Along with the new version, I have decided to create this blog where will be published information about the evolution of the project, as well as some documentation related to it. So if you are interested in what's going on, come back here once in a while. Hopefully I will be motivated enough to keep this blog up-to-date.


Features for this new version
  • Add a sentence - Well, I don't need to explain that one.
  • Translate a sentence - Quite often, you can translate a same sentence in different ways. But, the current version of Tatoeba will allow you to add only one translation in each language. In the new version, you will be able to add as many translations as you want, in any language you want.
  • Modify a sentence - You can only modify the sentences that you have added. If you notice a mistake in a sentence that is not yours, you will have to post a comment about it.
  • Comment a sentence - The comments can be used for notifying a mistake, asking for an explanation, explaining in what context the sentence can be used, specifying the source of the sentence, etc.
  • Language auto-detection - This spares you the very difficult task of specifying in which language you are writing.

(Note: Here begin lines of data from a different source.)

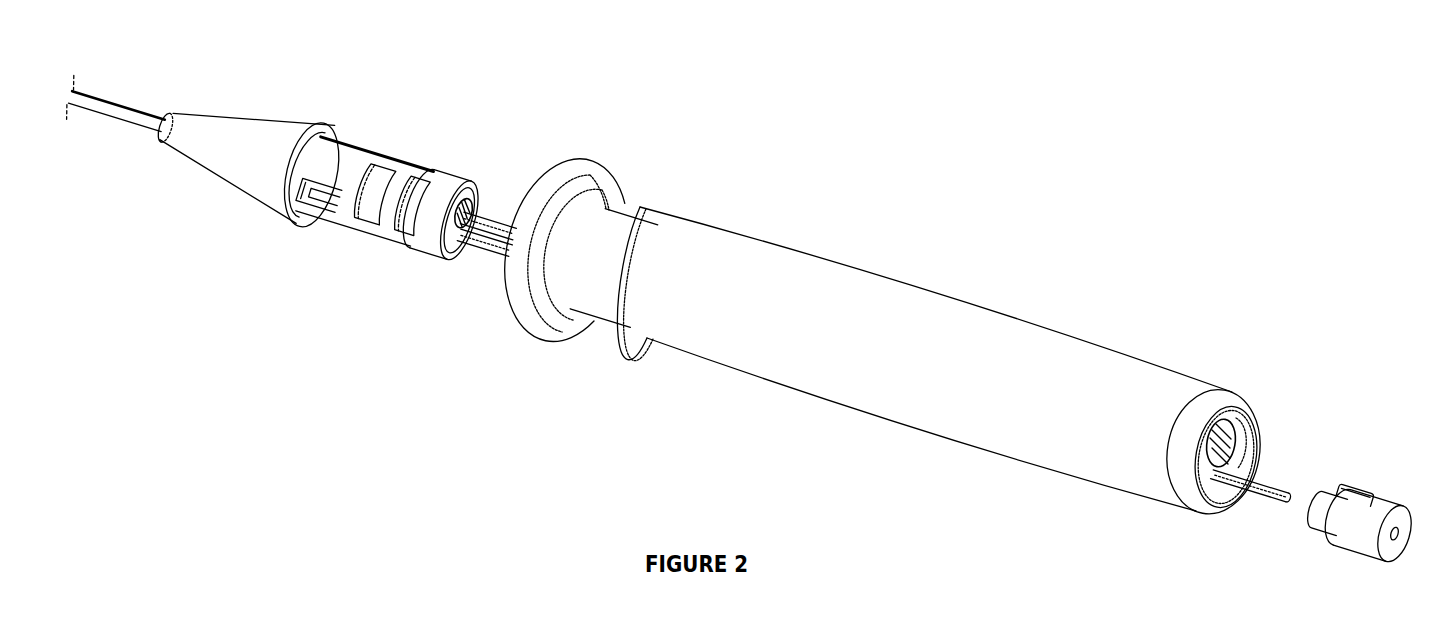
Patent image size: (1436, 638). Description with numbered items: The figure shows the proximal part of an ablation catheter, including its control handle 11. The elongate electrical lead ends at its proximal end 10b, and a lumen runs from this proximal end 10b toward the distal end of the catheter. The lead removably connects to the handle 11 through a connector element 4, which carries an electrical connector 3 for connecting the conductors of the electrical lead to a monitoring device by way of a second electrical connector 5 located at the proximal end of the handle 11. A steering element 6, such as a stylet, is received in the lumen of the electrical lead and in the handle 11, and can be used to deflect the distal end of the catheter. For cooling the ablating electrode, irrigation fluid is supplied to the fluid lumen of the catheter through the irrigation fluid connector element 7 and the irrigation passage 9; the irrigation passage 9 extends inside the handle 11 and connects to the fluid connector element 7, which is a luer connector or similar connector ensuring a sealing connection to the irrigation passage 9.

The proximal end 10b is at (93, 95).
The connector element 4 is at (355, 110).
The electrical connector 3 is at (467, 195).
The steering element 6 is at (494, 210).
The irrigation passage 9 is at (470, 250).
The handle 11 is at (925, 289).
The second electrical connector 5 is at (1228, 433).
The irrigation fluid connector element 7 is at (1393, 508).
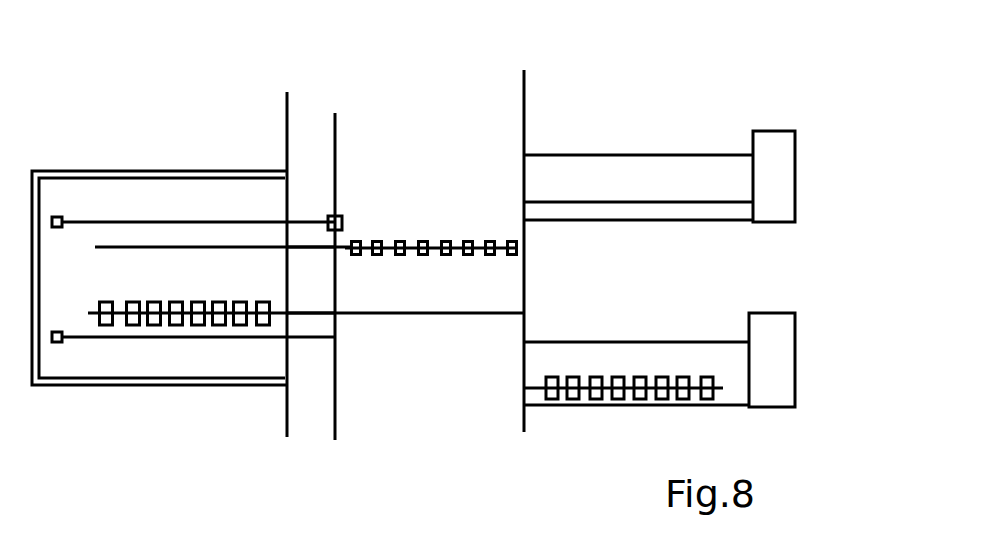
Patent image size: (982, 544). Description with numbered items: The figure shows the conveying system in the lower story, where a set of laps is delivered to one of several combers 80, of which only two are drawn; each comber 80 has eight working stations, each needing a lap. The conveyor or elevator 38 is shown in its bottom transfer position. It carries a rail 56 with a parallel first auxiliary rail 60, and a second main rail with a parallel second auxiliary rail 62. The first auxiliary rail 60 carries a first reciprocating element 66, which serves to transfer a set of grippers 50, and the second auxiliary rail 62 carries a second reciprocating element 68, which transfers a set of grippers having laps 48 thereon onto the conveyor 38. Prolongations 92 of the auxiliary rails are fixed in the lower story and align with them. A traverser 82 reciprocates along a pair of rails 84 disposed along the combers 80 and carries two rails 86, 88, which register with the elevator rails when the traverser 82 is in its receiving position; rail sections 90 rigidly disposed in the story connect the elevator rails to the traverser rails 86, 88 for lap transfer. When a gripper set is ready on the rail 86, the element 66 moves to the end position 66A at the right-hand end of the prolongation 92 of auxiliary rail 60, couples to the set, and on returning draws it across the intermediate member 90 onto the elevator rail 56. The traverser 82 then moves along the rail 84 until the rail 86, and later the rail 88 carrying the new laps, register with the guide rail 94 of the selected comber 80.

Note : the auto-detection may not work in some cases. But the sentence will still be saved.
  • Search - I don't need to explain this either.
  • Logs and statistics - You can check out how active is the community by looking at the logs, and who are the most active people by looking at the statistics. Note that the logs and statistics will all be reseted. Everyone starts from zero again. I will still make a special page in memory of those who have contributed a lot in the old Tatoeba.

What next?
  • Indexed Japanese sentences : to handle the Tanaka Corpus's "B line".
  • Download sentences : because it's nice to share.
  • Mark sentences as verified : to improve the quality of the sentences.
  • Mark translations as verified : to improve the quality of the translations.
If you believe there is a feature I have not mentioned but that is more important than those listed above, let me know.


Other stuff you may want to know

I will disable the possibility to add/translate/edit sentences until the new version is up.
I will surely change switch to tatoeba.org (instead of tatoeba.fr) for the official URL of the project.